The first part of your definition, the type signature, specifies:

isPrime :: Int -> Bool

An Int is not just a "shortcut" way to say Integer - they are different types! To be a nit-picker (which in turn invites every one else to tear apart the many places here, where I am not accurate), there are never "different values of 2" - it has to be of type Int, because that's how you specified the function (you compare 2 to the function's argument n and you're only allowed to compare values of the same type, so your 2 is "pinned down" to the Int type.

Oh, and just as a warning, the Int type is a type just rife with corner case potential. If your system is built in a 64-bit environment, then your Int will also be based on a 64-bit representation, and your example will work up to 2^63-1, instead of 2^31-1 as yours did. Note my phrasing: I have a 64-bit computer with an MS Windows OS, which means that there is not yet an official 64-bit MinGW toolchain - my OS is 64-bit, but the GHC version I have was compiled with 32-bit libraries, so it has 32-bit-based Ints. When I use Linux, even in a VM, it has a 64-bit toolchain, so Ints are 64 bits. If you had used one of those, you may not have even noticed the behavior!

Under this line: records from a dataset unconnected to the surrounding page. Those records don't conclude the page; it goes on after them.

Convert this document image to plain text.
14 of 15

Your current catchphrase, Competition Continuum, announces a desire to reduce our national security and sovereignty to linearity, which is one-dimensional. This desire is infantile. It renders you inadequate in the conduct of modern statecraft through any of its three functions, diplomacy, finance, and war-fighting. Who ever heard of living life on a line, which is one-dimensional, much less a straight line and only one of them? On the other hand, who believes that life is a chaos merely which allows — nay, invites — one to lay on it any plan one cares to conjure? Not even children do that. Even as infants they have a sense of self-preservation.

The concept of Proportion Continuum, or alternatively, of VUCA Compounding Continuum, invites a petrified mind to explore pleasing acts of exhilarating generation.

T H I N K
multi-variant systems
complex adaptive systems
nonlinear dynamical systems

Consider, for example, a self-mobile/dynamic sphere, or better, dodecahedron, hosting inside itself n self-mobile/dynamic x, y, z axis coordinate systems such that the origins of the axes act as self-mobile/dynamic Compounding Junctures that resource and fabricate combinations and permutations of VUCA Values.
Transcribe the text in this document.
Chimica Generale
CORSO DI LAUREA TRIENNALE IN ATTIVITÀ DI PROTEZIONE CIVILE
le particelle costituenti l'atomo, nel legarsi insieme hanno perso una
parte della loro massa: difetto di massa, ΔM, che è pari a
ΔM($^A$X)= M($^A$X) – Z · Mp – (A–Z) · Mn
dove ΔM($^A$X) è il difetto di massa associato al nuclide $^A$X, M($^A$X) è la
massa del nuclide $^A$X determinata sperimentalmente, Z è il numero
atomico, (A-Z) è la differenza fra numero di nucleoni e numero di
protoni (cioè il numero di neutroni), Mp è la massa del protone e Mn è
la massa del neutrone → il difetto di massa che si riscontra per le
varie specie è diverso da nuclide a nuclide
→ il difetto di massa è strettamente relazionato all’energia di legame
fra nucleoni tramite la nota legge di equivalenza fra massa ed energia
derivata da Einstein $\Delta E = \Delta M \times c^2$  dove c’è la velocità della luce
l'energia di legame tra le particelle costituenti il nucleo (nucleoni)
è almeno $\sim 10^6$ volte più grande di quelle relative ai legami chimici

So, I guess that's just one more reason to be careful when reasoning about your types. (Especially in Haskell, anyway....)

BMeph
Very true - this just stems from inexperience on my behalf, simply not recognising that `Integer` was what I really wanted to use there. In a broader sense, it seems like the `Int` type isn't very useful in general - unless you like the potential for over-/underflows, or want to be **really** sure exactly how many bytes your variables will take?